The Provost’s Award for Service to the Academic Program is presented to individuals who have provided special contributions to the academic program through student academic support, general education, assessment work, implementation of programs that support/enhance the curriculum, and any activity outside of formal teaching that contributes to the overall excellence of the academic program.
Pannapacker, a member of the faculty since 2000, was honored for his work as founding director of the Mellon Scholars Program and for his leadership on campus as well as nationally in promoting the digital humanities. Established in 2009 and supported through two major grants from the Andrew W. Mellon Foundation, the Mellon Scholars Program involves students in coursework and research in areas of scholarly interest from a variety of academic disciplines, with a particular emphasis on teaching the students how to use new and emerging digital technologies in pursuing and sharing their work. Beyond campus, he has advocated for the digital humanities through activities ranging from writing articles published in “The Chronicle of Higher Education,” to organizing professional conferences, to serving on the Digital Humanities Council of the National Institute for Technology in Liberal Education, to serving as faculty director of the Great Lakes Colleges Association Digital Liberal Arts Initiative.

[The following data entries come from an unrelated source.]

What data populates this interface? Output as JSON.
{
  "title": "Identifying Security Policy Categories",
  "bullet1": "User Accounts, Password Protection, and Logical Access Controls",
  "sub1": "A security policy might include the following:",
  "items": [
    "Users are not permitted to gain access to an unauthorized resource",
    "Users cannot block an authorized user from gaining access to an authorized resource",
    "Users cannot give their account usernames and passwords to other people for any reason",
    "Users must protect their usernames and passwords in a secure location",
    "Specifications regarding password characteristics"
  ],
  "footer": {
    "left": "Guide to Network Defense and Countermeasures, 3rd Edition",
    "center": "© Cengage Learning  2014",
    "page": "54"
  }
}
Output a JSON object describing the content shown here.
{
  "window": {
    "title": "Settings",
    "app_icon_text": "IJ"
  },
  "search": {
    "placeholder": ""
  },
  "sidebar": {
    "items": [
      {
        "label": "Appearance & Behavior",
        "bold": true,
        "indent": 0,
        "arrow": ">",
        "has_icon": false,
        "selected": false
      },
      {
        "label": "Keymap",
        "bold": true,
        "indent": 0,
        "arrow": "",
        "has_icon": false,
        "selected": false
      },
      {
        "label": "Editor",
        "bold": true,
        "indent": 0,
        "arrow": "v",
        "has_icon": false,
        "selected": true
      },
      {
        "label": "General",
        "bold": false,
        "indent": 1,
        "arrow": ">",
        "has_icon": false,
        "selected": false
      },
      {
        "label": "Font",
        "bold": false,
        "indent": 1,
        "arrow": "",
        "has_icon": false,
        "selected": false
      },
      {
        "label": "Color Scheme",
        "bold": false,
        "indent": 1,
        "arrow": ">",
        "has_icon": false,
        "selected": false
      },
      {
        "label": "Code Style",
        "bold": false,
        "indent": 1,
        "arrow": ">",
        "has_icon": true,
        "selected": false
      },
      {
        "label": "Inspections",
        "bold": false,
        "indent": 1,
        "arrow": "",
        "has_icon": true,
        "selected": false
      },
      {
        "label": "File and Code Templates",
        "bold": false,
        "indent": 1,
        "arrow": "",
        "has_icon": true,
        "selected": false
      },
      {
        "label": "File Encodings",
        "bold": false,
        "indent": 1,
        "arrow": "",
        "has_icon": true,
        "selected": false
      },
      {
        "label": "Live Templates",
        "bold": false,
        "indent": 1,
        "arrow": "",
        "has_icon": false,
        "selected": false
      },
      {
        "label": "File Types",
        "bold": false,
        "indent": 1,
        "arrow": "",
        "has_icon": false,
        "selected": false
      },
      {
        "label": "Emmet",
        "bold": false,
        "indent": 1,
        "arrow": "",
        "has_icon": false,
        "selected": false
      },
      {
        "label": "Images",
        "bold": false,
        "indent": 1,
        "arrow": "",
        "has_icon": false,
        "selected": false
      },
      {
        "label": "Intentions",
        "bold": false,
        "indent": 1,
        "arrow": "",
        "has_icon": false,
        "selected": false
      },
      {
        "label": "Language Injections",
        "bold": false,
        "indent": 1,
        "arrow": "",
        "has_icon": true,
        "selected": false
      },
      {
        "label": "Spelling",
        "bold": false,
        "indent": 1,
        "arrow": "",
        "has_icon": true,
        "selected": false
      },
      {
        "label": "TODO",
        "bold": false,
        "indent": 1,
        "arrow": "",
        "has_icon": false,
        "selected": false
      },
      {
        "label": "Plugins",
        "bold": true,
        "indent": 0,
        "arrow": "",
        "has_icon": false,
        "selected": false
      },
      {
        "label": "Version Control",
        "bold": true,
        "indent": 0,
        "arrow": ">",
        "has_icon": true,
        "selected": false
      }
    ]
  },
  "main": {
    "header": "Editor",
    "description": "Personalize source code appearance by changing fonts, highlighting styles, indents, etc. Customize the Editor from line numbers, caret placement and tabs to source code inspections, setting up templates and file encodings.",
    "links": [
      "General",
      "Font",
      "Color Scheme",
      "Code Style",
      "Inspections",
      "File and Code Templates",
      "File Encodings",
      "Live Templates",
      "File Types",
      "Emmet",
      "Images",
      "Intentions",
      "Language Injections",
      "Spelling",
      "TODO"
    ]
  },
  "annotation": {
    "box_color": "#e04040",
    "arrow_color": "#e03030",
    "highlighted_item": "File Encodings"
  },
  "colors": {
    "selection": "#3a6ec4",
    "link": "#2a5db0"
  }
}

Wolters, a member of the staff since 2005, was recognized not only for the high quality of her work but for her thoughtful consideration for others and enthusiasm. In addition to her work as administrative assistant to the dean for the arts and humanities, she coordinates Hope student participation in the annual National Conferences on Undergraduate Research (NCUR), being held this year in Lexington, Ky. Her involvement in the Hope community has also included activities such as organizing campus prayer groups.
The Motoichiro Oghimi Global Courage Award is presented to individuals who exhibit the intercultural courage exemplified by Motoichiro Oghimi, a member of the college’s Class of 1879 who came from Japan as one of Hope’s first international students. It is given to faculty or academic staff members who exemplify deep engagement with the part of the college’s mission that calls for preparing students for leadership and service in a global society; bold risk-taking in creating new ways and opportunities to help students engage with other people, places and cultures; and engagement in global initiatives that go above and beyond their normal responsibilities.
Dandavati, a member of the faculty since 1992, was recognized for her leadership in increasing global engagement in the college’s curriculum. In addition to her role with the international studies program, she has led or co-led study-abroad programs to nations including Mexico, Chile and Rwanda. She has also held visiting professorships abroad in nations including India, Uganda, Japan and Egypt. Her areas of scholarly interest which include comparative politics, Latin American politics, gender and development, and human rights, are reflected in the courses she offers and her academic publications. She has received recognition including the H.O.P.E. Award in 1997, the college’s Ruth and John Reed Faculty Achievement Award in 2011 and selection by the college’s chapter of Mortar Board to speak through the group’s “Last Lecture Series” in 2011.